I did some research (read: I googled “mind map”) and found
this website and this student’s
blog among others which support the notion of using mind maps. The image at the top of this post shows my original idea for the first unit in my Honors Chemistry class. Each part of the map would link to a lesson, a video, or assignment that relates to the overall learning goal. Instead of a list of tasks, as in Schoology or Google Classroom, the students now have a fully interactive map that shows how all the concepts are related to each other. They could, if they wanted, move the clickable bubbles around and arrange them however they feel will help them understand the material.
Even more nonlinearity
I eventually decided that some classes really lend themselves to this style of flipped content organization. I teach an Astronomy class that is quickly becoming more of a student-led research project and less of a traditional lecture-based class. This type of nonlinear online lesson arrangement is a much more effective format for students because now students make choices based more on their own learning. This format helps students draw connections and conclusions from the material, regardless of the order that they do the lessons. They see the learning goal on the mind map, and they use the lessons to achieve the goal. It helps me help my students make more informed decisions about their research project.
Then I realized –
Wow! – this type of organization could be used for all sorts of classes in which curriculum is organized by a common theme: history, language arts, foreign language, sciences.

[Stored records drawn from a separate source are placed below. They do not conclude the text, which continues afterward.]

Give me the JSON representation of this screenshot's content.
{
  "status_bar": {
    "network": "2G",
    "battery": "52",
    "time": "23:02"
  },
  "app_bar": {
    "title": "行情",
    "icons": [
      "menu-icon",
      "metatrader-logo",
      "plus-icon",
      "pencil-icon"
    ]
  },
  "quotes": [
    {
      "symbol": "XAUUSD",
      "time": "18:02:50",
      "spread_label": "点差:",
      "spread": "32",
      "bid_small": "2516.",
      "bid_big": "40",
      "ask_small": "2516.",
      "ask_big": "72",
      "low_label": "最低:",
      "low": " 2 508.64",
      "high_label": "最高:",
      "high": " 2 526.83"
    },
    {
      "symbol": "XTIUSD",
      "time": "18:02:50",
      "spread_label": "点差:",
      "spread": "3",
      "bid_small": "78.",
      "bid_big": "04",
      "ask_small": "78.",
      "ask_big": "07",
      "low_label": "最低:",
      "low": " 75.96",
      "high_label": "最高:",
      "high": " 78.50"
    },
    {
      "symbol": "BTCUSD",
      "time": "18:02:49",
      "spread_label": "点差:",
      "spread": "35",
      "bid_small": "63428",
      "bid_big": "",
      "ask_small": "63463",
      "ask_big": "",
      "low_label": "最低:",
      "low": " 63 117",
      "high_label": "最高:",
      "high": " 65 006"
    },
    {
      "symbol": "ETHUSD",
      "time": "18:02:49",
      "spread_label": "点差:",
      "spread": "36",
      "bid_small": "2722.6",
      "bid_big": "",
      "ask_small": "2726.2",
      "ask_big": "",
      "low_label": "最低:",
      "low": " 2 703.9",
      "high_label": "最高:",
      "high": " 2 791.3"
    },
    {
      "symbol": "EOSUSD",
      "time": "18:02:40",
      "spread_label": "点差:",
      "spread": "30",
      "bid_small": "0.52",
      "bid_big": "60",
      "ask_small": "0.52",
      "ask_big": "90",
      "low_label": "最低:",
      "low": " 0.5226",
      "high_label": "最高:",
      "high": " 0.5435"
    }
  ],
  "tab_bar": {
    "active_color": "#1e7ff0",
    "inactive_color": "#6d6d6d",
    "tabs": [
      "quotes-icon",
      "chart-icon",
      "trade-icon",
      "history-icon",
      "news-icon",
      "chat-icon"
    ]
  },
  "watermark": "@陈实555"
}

For example, 6th grade students learn about river valley civilizations. In a flipped class, we don’t need to start with the most popular of the river valley civilizations and progress to the obscure. We can present all of them and let the students learn about them in any order they want. Students can then make connections using any of the civilizations and not just the few that were at the top of the list.
In language arts, students learn about how setting influences a story. Instead of presenting a list of books and setting and describing them, give the culminating activity as the center of the mind map, and provide all the example as branches off the center and have the students make their own connections that answer the question.
In foreign language, instead of curating lessons about German culture in a linear fashion, have the unit project described in the center and then have the supporting activities and videos branching off the center to encourage students to explore the material in any order and prioritize their own learning.
In many ways, technology has fundamentally changed education. In my session at
FlipCon 2016 I am going to provide an interactive session on developing a nonlinear curated library of material. At its pedagogical core, nonlinear curation is a way of providing our students with an improved learning environment for flipped class, because how we present material is just as important as what we present.